Le 23 septembre 1818, Jouffroy d'Abbans avait constitué à Châlon-sur-Saône une société au capital de 24.000 Francs divisé en 24 actions. Le brevet d'invention et de perfectionnement délivré par le Roi comptait pour moitié ; les 12 autres actions se répartissaient entre les trois fils de l'inventeur Ferdinand, Charles et Hippolyte et Messieurs Ramus, Ch. Cornu, et J.-B. Dupont de Châlon. Moins d'un an après, les frais d'organisation, de propagande, la construction de nouveaux bateaux avait absorbé tous les fonds. Il est difficile de décrire la détresse du marquis de Jouffroy, lorsqu'en juillet 1819, il se voit contraint, faute d'argent, de fermer ses chantiers. Le 4 août 1819, il écrit à sa femme une lettre, une lettre désespérée : non seulement les ouvriers ne sont pas payés, mais lui-même n'a plus de quoi vivre. Ses deux fils, Hippolyte et Charles, le gardien du bateau laissé inachevé sur le chantier, et le chauffeur sont restés deux jours sans nourriture. Il compte beaucoup sur une souscription qu'il a ouverte afin de porter le capital à 200.000 Francs. Mais la confiance est morte, les actionnaires eux-mêmes semblent vouloir la fin de l'entreprise ; peut-être espèrent-ils être indemnisés par la compagnie rivale, la très puissante Compagnie Générale des Transports. C'est la ruine des Jouffroy ; les frères Niepce se félicitent certainement de leur prudence qui les a tenus à l'écart de cet écroulement.
Après l'effondrement de la société, le marquis de Jouffroy revient à Paris où son fils le comte Achille de Jouffroy possédait un atelier de constructions mécaniques. Ce fut pour lui le salut : au milieu des tours et des machines, il oublia les traquenards des affaires financières et il se remit à battre le fer comme un simple ouvrier. Il secondait aussi son fils très accaparé par le journalisme dans la direction de l'atelier.
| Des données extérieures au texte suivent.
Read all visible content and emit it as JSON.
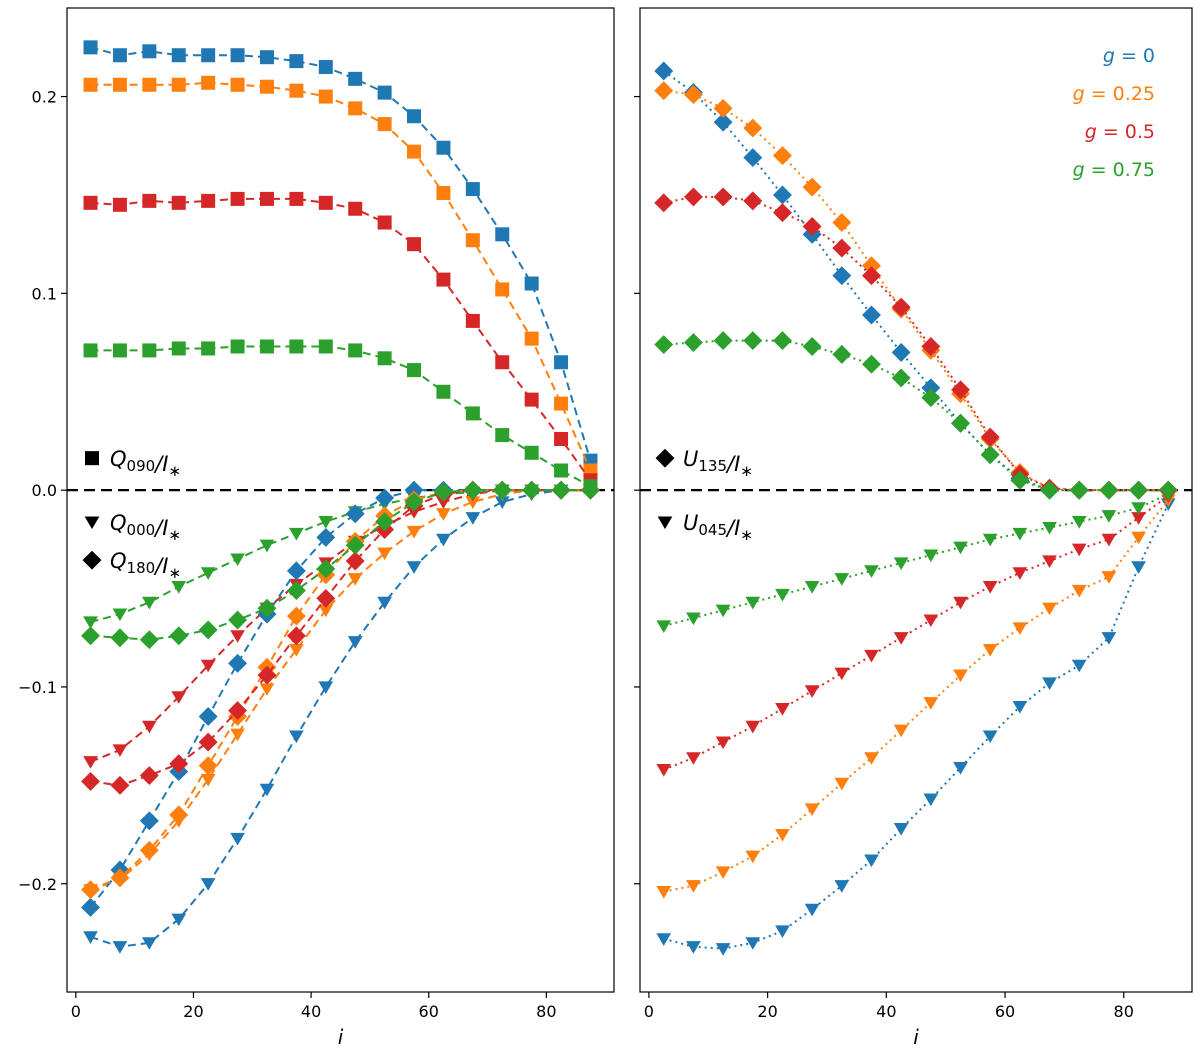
{
  "chart_data": {
    "type": "scatter",
    "shared_y": true,
    "x_values": [
      2.5,
      7.5,
      12.5,
      17.5,
      22.5,
      27.5,
      32.5,
      37.5,
      42.5,
      47.5,
      52.5,
      57.5,
      62.5,
      67.5,
      72.5,
      77.5,
      82.5,
      87.5
    ],
    "colors": {
      "g0": "#1f77b4",
      "g025": "#ff7f0e",
      "g05": "#d62728",
      "g075": "#2ca02c",
      "ref": "#000000"
    },
    "legend": [
      {
        "label": "g = 0",
        "color": "g0"
      },
      {
        "label": "g = 0.25",
        "color": "g025"
      },
      {
        "label": "g = 0.5",
        "color": "g05"
      },
      {
        "label": "g = 0.75",
        "color": "g075"
      }
    ],
    "panels": [
      {
        "name": "left",
        "xlabel": "i",
        "xlim": [
          -1.5,
          91.5
        ],
        "ylim": [
          -0.255,
          0.245
        ],
        "xticks": [
          0,
          20,
          40,
          60,
          80
        ],
        "yticks": [
          -0.2,
          -0.1,
          0.0,
          0.1,
          0.2
        ],
        "ytick_labels": [
          "−0.2",
          "−0.1",
          "0.0",
          "0.1",
          "0.2"
        ],
        "hline": 0.0,
        "marker_labels": [
          {
            "marker": "square",
            "main": "Q",
            "sub": "090",
            "tail": "/I",
            "star": "∗",
            "pos": "upper"
          },
          {
            "marker": "triangle",
            "main": "Q",
            "sub": "000",
            "tail": "/I",
            "star": "∗",
            "pos": "lower1"
          },
          {
            "marker": "diamond",
            "main": "Q",
            "sub": "180",
            "tail": "/I",
            "star": "∗",
            "pos": "lower2"
          }
        ],
        "series": [
          {
            "name": "Q090 g=0",
            "color": "g0",
            "marker": "square",
            "dash": "dashed",
            "values": [
              0.225,
              0.221,
              0.223,
              0.221,
              0.221,
              0.221,
              0.22,
              0.218,
              0.215,
              0.209,
              0.202,
              0.19,
              0.174,
              0.153,
              0.13,
              0.105,
              0.065,
              0.015
            ]
          },
          {
            "name": "Q090 g=0.25",
            "color": "g025",
            "marker": "square",
            "dash": "dashed",
            "values": [
              0.206,
              0.206,
              0.206,
              0.206,
              0.207,
              0.206,
              0.205,
              0.203,
              0.2,
              0.194,
              0.186,
              0.172,
              0.151,
              0.127,
              0.102,
              0.077,
              0.044,
              0.01
            ]
          },
          {
            "name": "Q090 g=0.5",
            "color": "g05",
            "marker": "square",
            "dash": "dashed",
            "values": [
              0.146,
              0.145,
              0.147,
              0.146,
              0.147,
              0.148,
              0.148,
              0.148,
              0.146,
              0.143,
              0.136,
              0.125,
              0.107,
              0.086,
              0.065,
              0.046,
              0.026,
              0.005
            ]
          },
          {
            "name": "Q090 g=0.75",
            "color": "g075",
            "marker": "square",
            "dash": "dashed",
            "values": [
              0.071,
              0.071,
              0.071,
              0.072,
              0.072,
              0.073,
              0.073,
              0.073,
              0.073,
              0.071,
              0.067,
              0.061,
              0.05,
              0.039,
              0.028,
              0.019,
              0.01,
              0.002
            ]
          },
          {
            "name": "Q000 g=0",
            "color": "g0",
            "marker": "triangle",
            "dash": "dashed",
            "values": [
              -0.227,
              -0.232,
              -0.23,
              -0.218,
              -0.2,
              -0.177,
              -0.152,
              -0.125,
              -0.1,
              -0.077,
              -0.057,
              -0.039,
              -0.025,
              -0.014,
              -0.006,
              -0.002,
              0.0,
              0.0
            ]
          },
          {
            "name": "Q000 g=0.25",
            "color": "g025",
            "marker": "triangle",
            "dash": "dashed",
            "values": [
              -0.203,
              -0.198,
              -0.185,
              -0.168,
              -0.147,
              -0.124,
              -0.101,
              -0.081,
              -0.061,
              -0.045,
              -0.032,
              -0.021,
              -0.012,
              -0.006,
              -0.002,
              0.0,
              0.0,
              0.0
            ]
          },
          {
            "name": "Q000 g=0.5",
            "color": "g05",
            "marker": "triangle",
            "dash": "dashed",
            "values": [
              -0.138,
              -0.132,
              -0.12,
              -0.105,
              -0.089,
              -0.074,
              -0.06,
              -0.048,
              -0.037,
              -0.026,
              -0.018,
              -0.011,
              -0.006,
              -0.002,
              0.0,
              0.0,
              0.0,
              0.0
            ]
          },
          {
            "name": "Q000 g=0.75",
            "color": "g075",
            "marker": "triangle",
            "dash": "dashed",
            "values": [
              -0.067,
              -0.063,
              -0.057,
              -0.049,
              -0.042,
              -0.035,
              -0.028,
              -0.022,
              -0.016,
              -0.011,
              -0.007,
              -0.004,
              -0.002,
              -0.001,
              0.0,
              0.0,
              0.0,
              0.0
            ]
          },
          {
            "name": "Q180 g=0",
            "color": "g0",
            "marker": "diamond",
            "dash": "dashed",
            "values": [
              -0.212,
              -0.193,
              -0.168,
              -0.143,
              -0.115,
              -0.088,
              -0.063,
              -0.041,
              -0.024,
              -0.012,
              -0.004,
              0.0,
              0.0,
              0.0,
              0.0,
              0.0,
              0.0,
              0.0
            ]
          },
          {
            "name": "Q180 g=0.25",
            "color": "g025",
            "marker": "diamond",
            "dash": "dashed",
            "values": [
              -0.203,
              -0.197,
              -0.183,
              -0.165,
              -0.14,
              -0.115,
              -0.09,
              -0.064,
              -0.043,
              -0.026,
              -0.013,
              -0.005,
              -0.001,
              0.0,
              0.0,
              0.0,
              0.0,
              0.0
            ]
          },
          {
            "name": "Q180 g=0.5",
            "color": "g05",
            "marker": "diamond",
            "dash": "dashed",
            "values": [
              -0.148,
              -0.15,
              -0.145,
              -0.139,
              -0.128,
              -0.112,
              -0.094,
              -0.074,
              -0.055,
              -0.036,
              -0.02,
              -0.008,
              -0.002,
              0.0,
              0.0,
              0.0,
              0.0,
              0.0
            ]
          },
          {
            "name": "Q180 g=0.75",
            "color": "g075",
            "marker": "diamond",
            "dash": "dashed",
            "values": [
              -0.074,
              -0.075,
              -0.076,
              -0.074,
              -0.071,
              -0.066,
              -0.06,
              -0.051,
              -0.04,
              -0.028,
              -0.016,
              -0.006,
              -0.001,
              0.0,
              0.0,
              0.0,
              0.0,
              0.0
            ]
          }
        ]
      },
      {
        "name": "right",
        "xlabel": "i",
        "xlim": [
          -1.5,
          91.5
        ],
        "ylim": [
          -0.255,
          0.245
        ],
        "xticks": [
          0,
          20,
          40,
          60,
          80
        ],
        "yticks": [
          -0.2,
          -0.1,
          0.0,
          0.1,
          0.2
        ],
        "ytick_labels": [
          "",
          "",
          "",
          "",
          ""
        ],
        "hline": 0.0,
        "marker_labels": [
          {
            "marker": "diamond",
            "main": "U",
            "sub": "135",
            "tail": "/I",
            "star": "∗",
            "pos": "upper"
          },
          {
            "marker": "triangle",
            "main": "U",
            "sub": "045",
            "tail": "/I",
            "star": "∗",
            "pos": "lower1"
          }
        ],
        "series": [
          {
            "name": "U135 g=0",
            "color": "g0",
            "marker": "diamond",
            "dash": "dotted",
            "values": [
              0.213,
              0.202,
              0.187,
              0.169,
              0.15,
              0.13,
              0.109,
              0.089,
              0.07,
              0.052,
              0.034,
              0.018,
              0.006,
              0.0,
              0.0,
              0.0,
              0.0,
              0.0
            ]
          },
          {
            "name": "U135 g=0.25",
            "color": "g025",
            "marker": "diamond",
            "dash": "dotted",
            "values": [
              0.203,
              0.201,
              0.194,
              0.184,
              0.17,
              0.154,
              0.136,
              0.114,
              0.092,
              0.071,
              0.049,
              0.026,
              0.009,
              0.001,
              0.0,
              0.0,
              0.0,
              0.0
            ]
          },
          {
            "name": "U135 g=0.5",
            "color": "g05",
            "marker": "diamond",
            "dash": "dotted",
            "values": [
              0.146,
              0.149,
              0.149,
              0.147,
              0.141,
              0.134,
              0.123,
              0.109,
              0.093,
              0.073,
              0.051,
              0.027,
              0.008,
              0.001,
              0.0,
              0.0,
              0.0,
              0.0
            ]
          },
          {
            "name": "U135 g=0.75",
            "color": "g075",
            "marker": "diamond",
            "dash": "dotted",
            "values": [
              0.074,
              0.075,
              0.076,
              0.076,
              0.076,
              0.073,
              0.069,
              0.064,
              0.057,
              0.047,
              0.034,
              0.018,
              0.005,
              0.0,
              0.0,
              0.0,
              0.0,
              0.0
            ]
          },
          {
            "name": "U045 g=0",
            "color": "g0",
            "marker": "triangle",
            "dash": "dotted",
            "values": [
              -0.228,
              -0.232,
              -0.233,
              -0.23,
              -0.224,
              -0.213,
              -0.201,
              -0.188,
              -0.172,
              -0.157,
              -0.141,
              -0.125,
              -0.11,
              -0.098,
              -0.089,
              -0.075,
              -0.039,
              -0.007
            ]
          },
          {
            "name": "U045 g=0.25",
            "color": "g025",
            "marker": "triangle",
            "dash": "dotted",
            "values": [
              -0.204,
              -0.201,
              -0.194,
              -0.186,
              -0.175,
              -0.162,
              -0.149,
              -0.136,
              -0.122,
              -0.108,
              -0.094,
              -0.081,
              -0.07,
              -0.06,
              -0.051,
              -0.044,
              -0.024,
              -0.005
            ]
          },
          {
            "name": "U045 g=0.5",
            "color": "g05",
            "marker": "triangle",
            "dash": "dotted",
            "values": [
              -0.142,
              -0.136,
              -0.128,
              -0.12,
              -0.111,
              -0.102,
              -0.093,
              -0.084,
              -0.075,
              -0.066,
              -0.057,
              -0.049,
              -0.042,
              -0.036,
              -0.03,
              -0.025,
              -0.014,
              -0.003
            ]
          },
          {
            "name": "U045 g=0.75",
            "color": "g075",
            "marker": "triangle",
            "dash": "dotted",
            "values": [
              -0.069,
              -0.065,
              -0.061,
              -0.057,
              -0.053,
              -0.049,
              -0.045,
              -0.041,
              -0.037,
              -0.033,
              -0.029,
              -0.025,
              -0.022,
              -0.019,
              -0.016,
              -0.013,
              -0.009,
              -0.002
            ]
          }
        ]
      }
    ]
  }
}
Dans cette famille, on acceptait avec une belle sérénité les coups du sort, c'est qu'il existait une entente affectueuse entretenue par la mère, personne douce et enjouée, et d'une énergie peu commune. Quand la gêne s'installait au foyer elle exécutait des travaux d'art à l'aiguille, pour se procurer quelques ressources. Mais la joie régnait encore dans cette maison de Port-Marly, la musique égayait les soirées : le marquis accompagnait avec son violon ses belles-filles qui chantaient agréablement.